As The Guardian said, the four RAF jets used laser-guided bombs to attack six targets in the Omar oil fields in eastern Syria. The area is controlled by the Islamist militant group called Daesh by British officials, using an Arabic acronym that the group rejects. The British defence secretary, Michael Fallon, confirmed that eight more jets – two Tornados and six Typhoons – were being sent to Akrotiri to join the attacks.
“We are doubling our strike force. The additional eight aircraft being sent to Akrotiri are now in the air and on their way,” he told the BBC Radio 4 Today programme. “These are the aircraft that the coalition have been asking for.”
He also added that the strikes are a very real blow at the oil and the revenue on which the Daesh terrorists depend and that more bombings are to come.
"There are plenty more of these targets throughout eastern, northern Syria which we hope to be striking in the next few days and weeks," Fallon said. He said Britain was sending eight more warplanes to Cyprus to join the missions.
The British contribution still forms only a tiny part of U.S.-led "Operation Inherent Resolve", which has been bombing Islamic State targets in both Iraq and Syria for more than a year with hundreds of aircraft. Previously, the small British contingent participated in strikes on Iraq but not Syria, reports The Guardian.

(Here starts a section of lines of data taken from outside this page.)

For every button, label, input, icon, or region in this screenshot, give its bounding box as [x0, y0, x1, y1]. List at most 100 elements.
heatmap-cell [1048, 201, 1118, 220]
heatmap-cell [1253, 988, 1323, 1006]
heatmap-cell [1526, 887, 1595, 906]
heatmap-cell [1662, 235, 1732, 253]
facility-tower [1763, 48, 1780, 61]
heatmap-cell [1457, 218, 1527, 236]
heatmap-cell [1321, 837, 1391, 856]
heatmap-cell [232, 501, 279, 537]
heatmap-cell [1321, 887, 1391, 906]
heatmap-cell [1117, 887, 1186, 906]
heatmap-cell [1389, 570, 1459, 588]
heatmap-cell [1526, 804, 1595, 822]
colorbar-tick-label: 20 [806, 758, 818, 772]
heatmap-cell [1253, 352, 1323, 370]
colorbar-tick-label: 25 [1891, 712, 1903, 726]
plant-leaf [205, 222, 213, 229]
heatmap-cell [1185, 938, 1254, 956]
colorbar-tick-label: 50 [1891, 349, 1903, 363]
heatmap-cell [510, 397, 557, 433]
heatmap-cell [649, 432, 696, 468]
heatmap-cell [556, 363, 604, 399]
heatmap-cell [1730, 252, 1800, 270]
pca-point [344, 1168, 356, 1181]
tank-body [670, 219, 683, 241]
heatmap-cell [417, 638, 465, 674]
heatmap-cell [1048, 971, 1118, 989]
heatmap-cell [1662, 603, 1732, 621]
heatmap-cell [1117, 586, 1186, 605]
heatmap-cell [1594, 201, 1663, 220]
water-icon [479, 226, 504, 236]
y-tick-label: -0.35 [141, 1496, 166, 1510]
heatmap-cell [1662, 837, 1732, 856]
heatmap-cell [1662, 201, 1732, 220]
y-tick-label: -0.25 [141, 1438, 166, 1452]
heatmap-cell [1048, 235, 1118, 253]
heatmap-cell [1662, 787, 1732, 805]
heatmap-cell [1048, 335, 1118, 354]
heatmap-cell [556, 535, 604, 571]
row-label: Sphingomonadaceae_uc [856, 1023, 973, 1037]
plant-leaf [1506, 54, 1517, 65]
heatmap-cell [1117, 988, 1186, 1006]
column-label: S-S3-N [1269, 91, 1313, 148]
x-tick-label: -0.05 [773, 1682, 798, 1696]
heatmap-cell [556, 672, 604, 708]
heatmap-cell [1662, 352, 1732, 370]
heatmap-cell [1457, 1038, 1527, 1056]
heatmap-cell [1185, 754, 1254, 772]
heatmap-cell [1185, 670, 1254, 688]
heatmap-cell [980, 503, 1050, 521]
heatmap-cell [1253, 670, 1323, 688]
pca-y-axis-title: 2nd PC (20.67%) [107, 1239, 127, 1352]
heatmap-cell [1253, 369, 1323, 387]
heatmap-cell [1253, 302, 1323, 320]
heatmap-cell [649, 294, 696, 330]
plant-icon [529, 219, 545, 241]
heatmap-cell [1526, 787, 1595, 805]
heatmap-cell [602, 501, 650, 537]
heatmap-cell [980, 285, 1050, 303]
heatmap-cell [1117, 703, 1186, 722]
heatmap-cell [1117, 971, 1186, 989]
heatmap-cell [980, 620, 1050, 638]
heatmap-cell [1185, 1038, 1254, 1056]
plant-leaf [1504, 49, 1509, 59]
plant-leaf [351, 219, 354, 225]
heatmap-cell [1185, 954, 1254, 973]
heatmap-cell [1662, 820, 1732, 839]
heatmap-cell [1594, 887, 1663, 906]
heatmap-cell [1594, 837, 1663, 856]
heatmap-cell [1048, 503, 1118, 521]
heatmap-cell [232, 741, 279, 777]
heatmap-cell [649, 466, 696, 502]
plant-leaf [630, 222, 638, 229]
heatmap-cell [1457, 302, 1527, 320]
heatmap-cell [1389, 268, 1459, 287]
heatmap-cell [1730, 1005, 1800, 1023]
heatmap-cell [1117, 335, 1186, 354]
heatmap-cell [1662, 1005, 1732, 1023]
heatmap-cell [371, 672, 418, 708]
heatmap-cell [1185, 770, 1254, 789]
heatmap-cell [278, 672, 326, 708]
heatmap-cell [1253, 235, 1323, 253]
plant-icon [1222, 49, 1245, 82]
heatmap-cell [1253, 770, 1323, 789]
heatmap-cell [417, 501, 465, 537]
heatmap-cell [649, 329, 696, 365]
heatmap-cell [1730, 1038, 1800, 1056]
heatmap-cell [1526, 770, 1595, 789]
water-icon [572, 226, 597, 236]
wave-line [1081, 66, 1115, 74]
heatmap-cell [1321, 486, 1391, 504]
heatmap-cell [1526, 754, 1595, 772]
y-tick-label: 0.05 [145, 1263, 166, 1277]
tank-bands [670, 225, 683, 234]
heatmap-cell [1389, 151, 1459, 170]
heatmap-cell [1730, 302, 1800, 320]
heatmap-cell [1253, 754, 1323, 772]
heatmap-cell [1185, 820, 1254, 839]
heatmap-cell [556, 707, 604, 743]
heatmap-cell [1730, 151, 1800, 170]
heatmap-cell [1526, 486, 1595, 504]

Besides the members of the USA-led anti-ISIS alliance, Russia is bombing Syria outside the coalition. Moscow and Tehran support Syrian President Bashar al-Assad, while the United States and its European, Arab and Turkish allies want him gone and back his enemies, reminds Reuters.
The debates on whether to launch bombing to Syria not only were controversial in the Parliament, but also divided the opposing Labour Party. Its leader Jeremy Corbyn starkly warned Labour MPs against backing ISIS airstrikes saying 'it is the leader who decides ', but later granted them a free vote after being humiliated by his own cabinet with its foreign affairs spokesman Hilary Benn.